At one point in 2006, when the attorney stopped receiving the monthly checks from Cognos, DiMasi asked him to ask McDonough what happened, the indictment alleges. When Cognos sent a $25,000 check to the lawyer for the missed payments, DiMasi allegedly told the lawyer he wanted the entire amount but asked him to send the money in four backdated checks to disguise the payments as typical referral fees.

The indictment says that in 2006, DiMasi “caused a budget amendment to be introduced and facilitated its final passage” for the first $5.2 million Cognos contract. Lally allegedly was paid $891,000, and he, in turn, paid McDonough and Vitale $100,000 each for their services, according to the charges.

Vitale has since pleaded not guilty to state charges for allegedly concealing work he did with DiMasi to assist ticket brokers with anti-scalping legislation passed by the House but defeated in the Senate. Those allegations weren’t included in the federal indictment.

The indictment says that in 2007, DiMasi used legislative language provided by Lally, McDonough and Vitale to include provisions for the $15 million software contract in a state capital bond bill. After that bill passed, the indictment alleges, DiMasi also ensured the contract went to Cognos.

Cognos paid Lally $2.8 million and he, in turn, paid Vitale $500,000 and McDonough $200,000, the indictment alleges.

The mail fraud charges relate to letters mailed between Cognos and DiMasi’s law-office mate, as well as Vitale’s accounting office and DiMasi’s Statehouse office.

The wire fraud charges are related to e-mail messages, one of which allegedly was sent from McDonough to Lally on June 30, 2006, with the message, “Mission Accomplished.”

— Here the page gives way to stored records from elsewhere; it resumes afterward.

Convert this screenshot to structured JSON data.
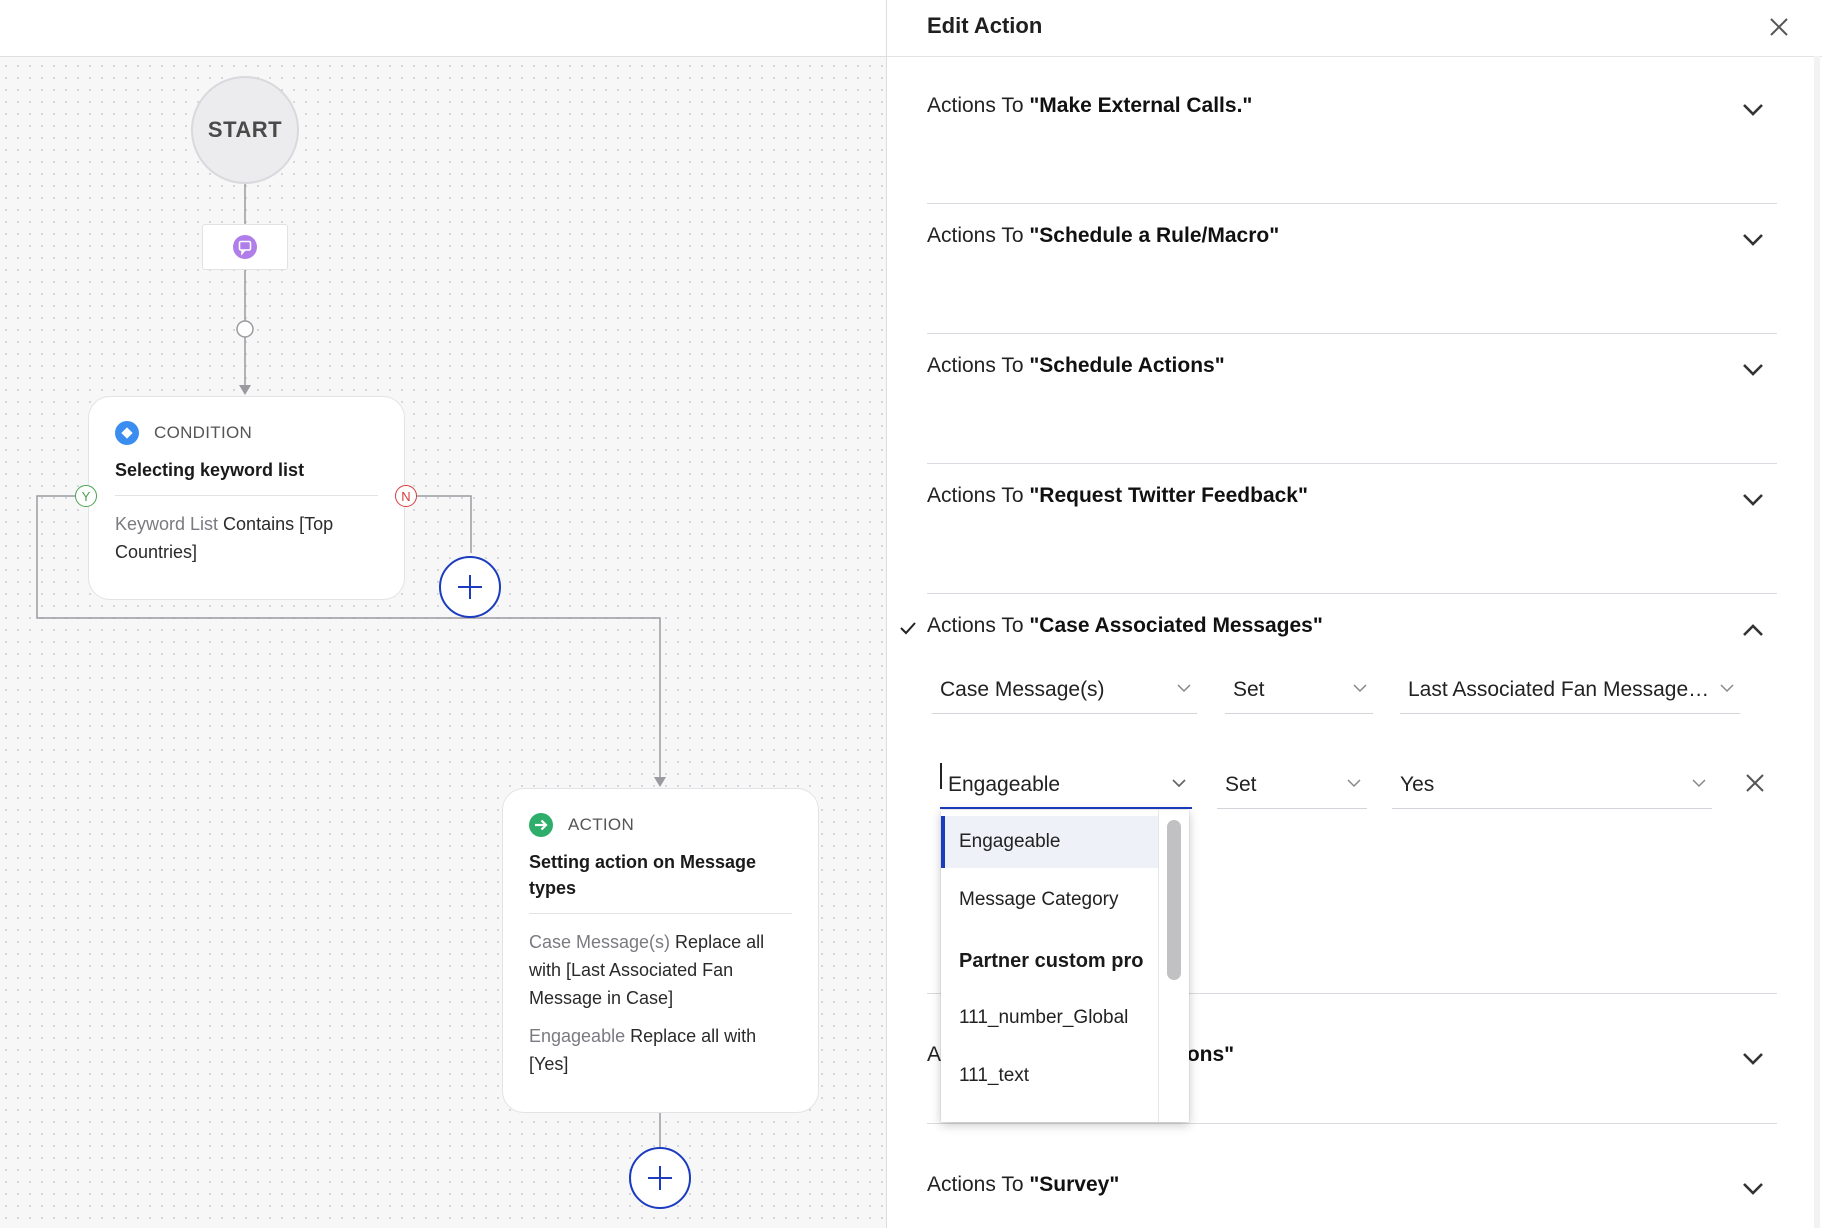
{
  "canvas": {
    "start_label": "START",
    "condition_node": {
      "type_label": "CONDITION",
      "title": "Selecting keyword list",
      "field": "Keyword List",
      "rest": " Contains [Top Countries]"
    },
    "yes_badge": "Y",
    "no_badge": "N",
    "action_node": {
      "type_label": "ACTION",
      "title": "Setting action on Message types",
      "line1_field": "Case Message(s)",
      "line1_rest": " Replace all with [Last Associated Fan Message in Case]",
      "line2_field": "Engageable",
      "line2_rest": " Replace all with [Yes]"
    }
  },
  "panel": {
    "title": "Edit Action",
    "sections": [
      {
        "prefix": "Actions To ",
        "name": "\"Make External Calls.\""
      },
      {
        "prefix": "Actions To ",
        "name": "\"Schedule a Rule/Macro\""
      },
      {
        "prefix": "Actions To ",
        "name": "\"Schedule Actions\""
      },
      {
        "prefix": "Actions To ",
        "name": "\"Request Twitter Feedback\""
      },
      {
        "prefix": "Actions To ",
        "name": "\"Case Associated Messages\""
      },
      {
        "prefix": "A",
        "name": "tions\""
      },
      {
        "prefix": "Actions To ",
        "name": "\"Survey\""
      }
    ],
    "rows": [
      {
        "field": "Case Message(s)",
        "operator": "Set",
        "value": "Last Associated Fan Message i..."
      },
      {
        "field": "Engageable",
        "operator": "Set",
        "value": "Yes"
      }
    ],
    "dropdown": {
      "options": [
        "Engageable",
        "Message Category"
      ],
      "group_label": "Partner custom pro",
      "group_options": [
        "111_number_Global",
        "111_text"
      ]
    }
  },
  "colors": {
    "accent": "#1b3cbf",
    "condition_icon": "#3b8ef0",
    "action_icon": "#2fae6b",
    "yes": "#47a34a",
    "no": "#d63b3b",
    "channel_icon": "#b07ee8"
  }
}
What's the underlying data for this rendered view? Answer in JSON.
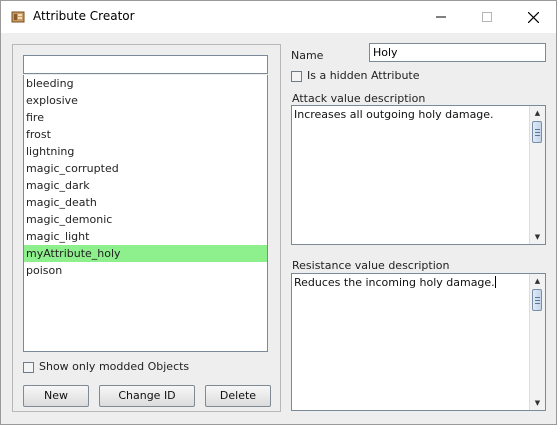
{
  "window": {
    "title": "Attribute Creator",
    "controls": {
      "minimize": "—",
      "maximize": "☐",
      "close": "✕"
    }
  },
  "sidebar": {
    "filter_value": "",
    "items": [
      {
        "label": "bleeding",
        "selected": false
      },
      {
        "label": "explosive",
        "selected": false
      },
      {
        "label": "fire",
        "selected": false
      },
      {
        "label": "frost",
        "selected": false
      },
      {
        "label": "lightning",
        "selected": false
      },
      {
        "label": "magic_corrupted",
        "selected": false
      },
      {
        "label": "magic_dark",
        "selected": false
      },
      {
        "label": "magic_death",
        "selected": false
      },
      {
        "label": "magic_demonic",
        "selected": false
      },
      {
        "label": "magic_light",
        "selected": false
      },
      {
        "label": "myAttribute_holy",
        "selected": true
      },
      {
        "label": "poison",
        "selected": false
      }
    ],
    "show_modded_label": "Show only modded Objects",
    "show_modded_checked": false,
    "buttons": {
      "new": "New",
      "change_id": "Change ID",
      "delete": "Delete"
    }
  },
  "form": {
    "name_label": "Name",
    "name_value": "Holy",
    "hidden_label": "Is a hidden Attribute",
    "hidden_checked": false,
    "attack_label": "Attack value description",
    "attack_value": "Increases all outgoing holy damage.",
    "resistance_label": "Resistance value description",
    "resistance_value": "Reduces the incoming holy damage."
  },
  "colors": {
    "selection": "#8ef08c",
    "window_bg": "#eeeeee"
  },
  "icons": {
    "app": "app-icon",
    "scroll_up": "arrow-up-icon",
    "scroll_down": "arrow-down-icon"
  }
}
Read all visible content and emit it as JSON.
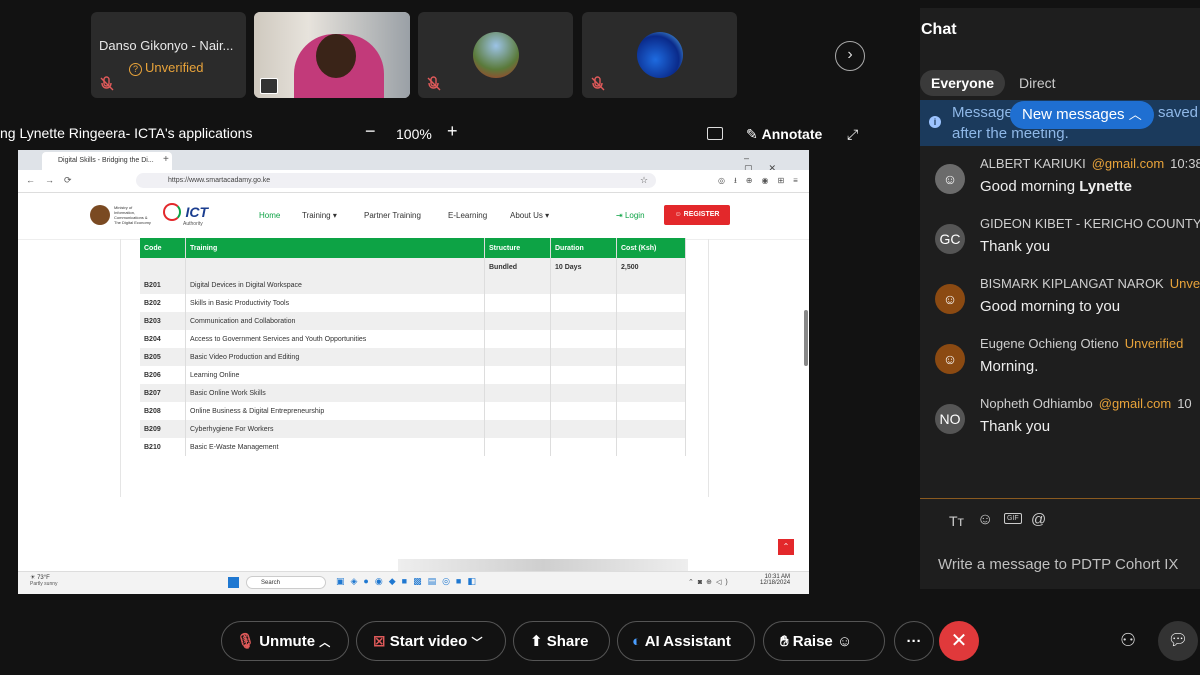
{
  "participants": [
    {
      "name": "Danso Gikonyo - Nair...",
      "status": "Unverified",
      "muted": true
    },
    {
      "name": "",
      "status": "",
      "sharing": true
    },
    {
      "name": "",
      "status": "",
      "muted": true
    },
    {
      "name": "",
      "status": "",
      "muted": true
    }
  ],
  "share_bar": {
    "title": "ng Lynette Ringeera- ICTA's applications",
    "zoom": "100%",
    "annotate": "Annotate"
  },
  "browser": {
    "tab_title": "Digital Skills - Bridging the Di...",
    "url": "https://www.smartacadamy.go.ke",
    "nav": [
      "Home",
      "Training",
      "Partner Training",
      "E-Learning",
      "About Us"
    ],
    "login": "Login",
    "register": "REGISTER",
    "logo_text": "ICT",
    "logo_sub": "Authority",
    "gov_text": "Ministry of Information, Communications & The Digital Economy"
  },
  "training_table": {
    "headers": [
      "Code",
      "Training",
      "Structure",
      "Duration",
      "Cost (Ksh)"
    ],
    "summary": [
      "",
      "",
      "Bundled",
      "10 Days",
      "2,500"
    ],
    "rows": [
      [
        "B201",
        "Digital Devices in Digital Workspace"
      ],
      [
        "B202",
        "Skills in Basic Productivity Tools"
      ],
      [
        "B203",
        "Communication and Collaboration"
      ],
      [
        "B204",
        "Access to Government Services and Youth Opportunities"
      ],
      [
        "B205",
        "Basic Video Production and Editing"
      ],
      [
        "B206",
        "Learning Online"
      ],
      [
        "B207",
        "Basic Online Work Skills"
      ],
      [
        "B208",
        "Online Business & Digital Entrepreneurship"
      ],
      [
        "B209",
        "Cyberhygiene For Workers"
      ],
      [
        "B210",
        "Basic E-Waste Management"
      ]
    ]
  },
  "taskbar": {
    "weather": "73°F",
    "weather_sub": "Partly sunny",
    "search": "Search",
    "time": "10:31 AM",
    "date": "12/18/2024"
  },
  "chat": {
    "title": "Chat",
    "tabs": [
      "Everyone",
      "Direct"
    ],
    "notice_left": "Message",
    "notice_right": "saved",
    "notice_line2": "after the meeting.",
    "new_messages": "New messages",
    "messages": [
      {
        "initials": "",
        "sender": "ALBERT KARIUKI",
        "tag": "@gmail.com",
        "time": "10:38",
        "text": "Good morning ",
        "bold": "Lynette",
        "avatar_color": "#6b6b6b"
      },
      {
        "initials": "GC",
        "sender": "GIDEON KIBET - KERICHO COUNTY",
        "tag": "",
        "time": "",
        "text": "Thank you",
        "bold": "",
        "avatar_color": "#555555"
      },
      {
        "initials": "",
        "sender": "BISMARK KIPLANGAT NAROK",
        "tag": "Unver",
        "time": "",
        "text": "Good morning to you",
        "bold": "",
        "avatar_color": "#8b4a12"
      },
      {
        "initials": "",
        "sender": "Eugene Ochieng Otieno",
        "tag": "Unverified",
        "time": "",
        "text": "Morning.",
        "bold": "",
        "avatar_color": "#8b4a12"
      },
      {
        "initials": "NO",
        "sender": "Nopheth Odhiambo",
        "tag": "@gmail.com",
        "time": "10",
        "text": "Thank you",
        "bold": "",
        "avatar_color": "#555555"
      }
    ],
    "composer_placeholder": "Write a message to PDTP Cohort IX"
  },
  "controls": {
    "unmute": "Unmute",
    "start_video": "Start video",
    "share": "Share",
    "ai_assistant": "AI Assistant",
    "raise": "Raise",
    "more": "···"
  },
  "colors": {
    "accent_blue": "#1f6fd1",
    "warning_orange": "#e8a33a",
    "end_red": "#e0393b",
    "table_green": "#0da345"
  }
}
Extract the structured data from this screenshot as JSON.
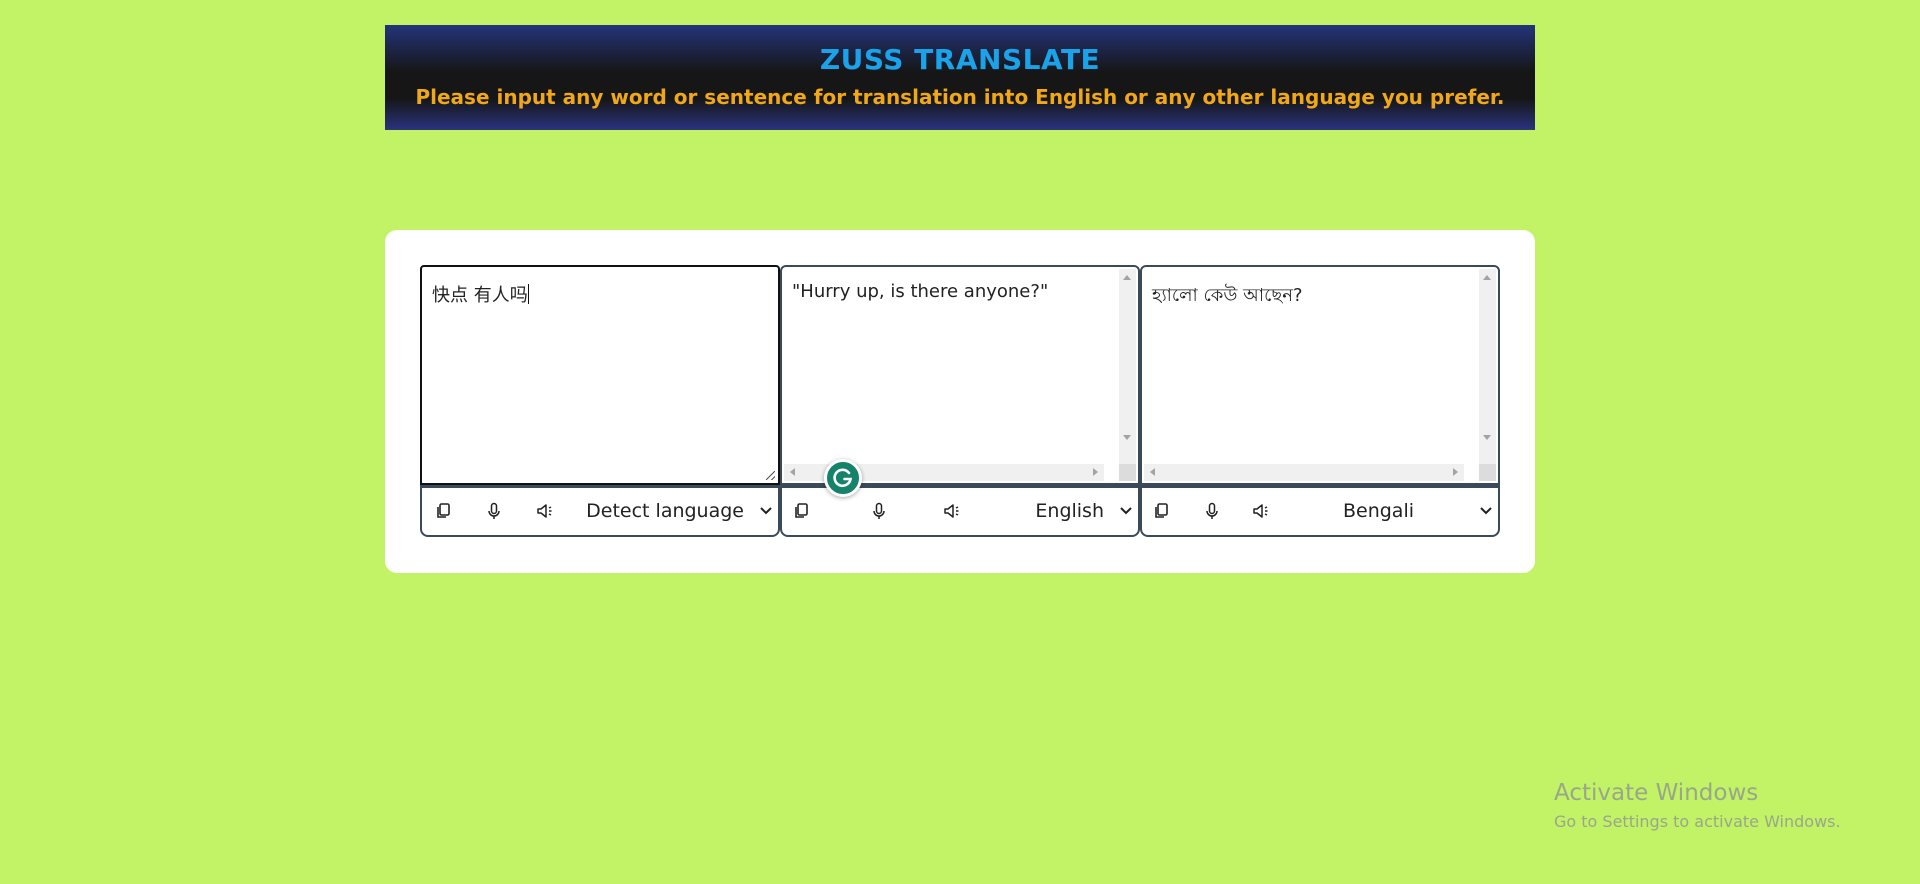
{
  "header": {
    "title": "ZUSS TRANSLATE",
    "subtitle": "Please input any word or sentence for translation into English or any other language you prefer."
  },
  "panels": [
    {
      "text": "快点 有人吗",
      "language": "Detect language"
    },
    {
      "text": "\"Hurry up, is there anyone?\"",
      "language": "English"
    },
    {
      "text": "হ্যালো কেউ আছেন?",
      "language": "Bengali"
    }
  ],
  "icons": {
    "copy": "copy-icon",
    "mic": "microphone-icon",
    "speaker": "speaker-icon",
    "dropdown": "chevron-down-icon",
    "grammarly": "grammarly-icon"
  },
  "colors": {
    "page_background": "#c2f265",
    "title": "#1aa3e8",
    "subtitle": "#f0a818",
    "border": "#3b4a5a",
    "grammarly": "#15826b"
  },
  "watermark": {
    "line1": "Activate Windows",
    "line2": "Go to Settings to activate Windows."
  }
}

The money laundering count alleges Lally transferred more than $10,000 – the legal gift limit – between the parties.

The indictment seeks the forfeiture of DiMasi’s North End condominium, Lally’s North Reading home, various bank accounts Lally held jointly with his wife, and a 2006 Boston Whaler boat.

DiMasi was the third Massachusetts speaker in a row to quit under an ethics cloud. He became speaker in 2004 after Thomas Finneran resigned during a federal investigation. Finneran pleaded guilty to obstruction of justice for lying during a redistricting lawsuit.

DiMasi’s successor, Democrat Robert DeLeo of Winthrop, served as chairman of the powerful House Ways and Means Committee during DiMasi’s time as speaker and has pledged ethics reforms.

“I am saddened and disappointed by today’s news,” DeLeo said in a statement.